Веретенников наслаждался покоем в своей семье. Вчера Егор и его спутники пришли из города хотя и поздно, однако Аннушка успела истопить баню. В бане мылись не только Веретенниковы всей семьёй, но сходили также и Парфёновы и Никита с женой. А сегодня все поднялись с утра чистые, в чистых рубахах и платьях. У Веретенниковых ребятишки ни на шаг не отходили от Егора. Васька сидел рядом с отцом, чем-то неуловимо на него похожий – может быть, фигурой или общим выражением. Зойка голубыми глазками смотрела на тятьку, а потом вдруг начинала приплясывать и хлопать в ладошки – радоваться.
Аннушка рассказывала, как Платона выселяли. Егор молчал. Рассказывала, как молчаливый Ефим Полозков переменился.
– Такой агитатор стал, куда с добром! И откуда что берётся? – говорила Аннушка, стараясь по лицу мужа угадать, какое действие производят на него её слова.
Егор и новость о Ефиме выслушал довольно равнодушно. Рассказала и об отчаянности Кузьмы Пряхина – всегда боявшегося своей бабы, а тут вдруг напавшего на целую толпу баб.
– Как у них там дело-то, в артели? – спросил Егор.
– Страсти господни! – всплеснула руками Аннушка. – Вчерась стаскали всех куриц, всех петухов – и всех в дом к Платону!
– В дом? – недоверчиво спросил Егор. – И петухов? Так они ж передерутся!
– Пущай живут по-новому, – засмеялась Аннушка.

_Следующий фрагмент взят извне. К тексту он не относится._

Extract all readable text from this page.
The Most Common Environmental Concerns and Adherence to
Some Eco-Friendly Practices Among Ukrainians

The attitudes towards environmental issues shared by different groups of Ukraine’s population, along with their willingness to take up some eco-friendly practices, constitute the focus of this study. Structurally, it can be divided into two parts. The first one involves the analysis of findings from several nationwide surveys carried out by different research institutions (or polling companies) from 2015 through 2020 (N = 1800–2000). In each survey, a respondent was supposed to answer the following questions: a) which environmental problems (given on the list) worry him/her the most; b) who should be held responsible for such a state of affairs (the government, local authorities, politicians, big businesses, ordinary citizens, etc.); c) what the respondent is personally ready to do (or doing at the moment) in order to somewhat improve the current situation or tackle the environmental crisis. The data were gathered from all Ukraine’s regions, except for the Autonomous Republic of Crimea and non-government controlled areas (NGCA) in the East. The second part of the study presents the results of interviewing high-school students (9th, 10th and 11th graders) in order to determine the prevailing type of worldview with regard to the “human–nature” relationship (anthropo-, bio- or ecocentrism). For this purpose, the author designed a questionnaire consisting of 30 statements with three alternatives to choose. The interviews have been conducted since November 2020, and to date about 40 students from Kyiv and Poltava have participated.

Егор только покачал головой и ничего не сказал.
– Кузьма? – с сомнением переспросил он, помолчав. – А этому чего в артели? Мужик он работящий, один бы небось прожил.
– На других кричал, чтобы, значит, все вступали, записывались.
– И жена его… не того?
– Бородёнка вроде поредела.
– А Елена как живёт? – спросил Егор про сестру, избегая спрашивать про Григория.
– Ни она ко мне, ни я к ней, – ответила Аннушка. – Они не ходят, а я пойду?
– Плохо это, – сказал Егор. – Всё ж родная она нам, Елена-то.
– Родна-ая! – протянула Аннушка. – Небось на Григория молится, а тебя и не вспомнила, брата своего!
– Ну, ты брось это! – нахмурился Егор. Ему не понравились слова жены. Он решил послать за сестрой Ваську.
В это время вошёл Никита. Он весело поздоровался с хозяевами и, усевшись, заговорил:
– Родню твою сейчас встретил, Григория Романыча значит. Идёт в сельсовет. Остановил меня: "Здравствуй!" – "Здорово!" – "Когда приехали?" – "Вчера". – "Чего думаешь делать?" – это он ко мне. А я: "Не знаю, что уж ветер надует". – Никита засмеялся. – Ну, тогда Григорий Романыч обратно ко мне: "Чем, говорит, тебе, Никита, по стороне-то мотаться, айда к нам в артель". Они, видишь, – обратился Никита снова к хозяевам, – конюшню мечтают срубить, плотники, значит, им нужны. Да потом ещё, Григорий говорил, какую-то фирму будут строить – для скота ли, для кого? Я путём-то не понял. Что за фирма? Ну, всё одно! – махнул рукой Никита. – Мне это дело не подходит. Хочу махнуть куда подальше. Ты как, дядя Егор? – Никита замолчал и вопросительно посмотрел на Аннушку, а та непонимающе взглянула на мужа.
– А про меня не спрашивал?
– Кто, Григорий-то? Нет, вроде не того… Так вот, если уж идти, тогда надо сейчас, к сезону. А что же летом? Все люди уж будут на местах, а мы только притащимся..
Егор молчал, задумавшись.
Аннушка коротко вздохнула и принялась возиться у печки. В это утро она пекла калачи.
Никита вскоре ушёл.
– Ты чего, и верно куда-то уйти надумал, мужик? – спросила Аннушка, отставляя широкую деревянную лопатку, на которой она только что посадила в печку железные листы с калачами.
Егор прямо взглянул на жену.
– Ещё совсем-то не собрался, а думка такая есть. Как ехали мы из Каменского, про это дело говорили. Никита, да я, да Тереха тоже. Тереха-то шибко сердитый, чего-то ему не глянется в этой артели, он и не идёт. Ко мне тоже, поди, будут с артелью-то вязаться. А и я тут тоже не понимаю! Всю живность подчистую у мужика забирают, даже и куриц. Ну хорошо: лошади там, коровы. А куриц-то пошто? Да и коров если взять… Все в артель, а ребятишкам, случится, молока надо – и за этим тоже бежать, просить? Нет, я на это несогласный!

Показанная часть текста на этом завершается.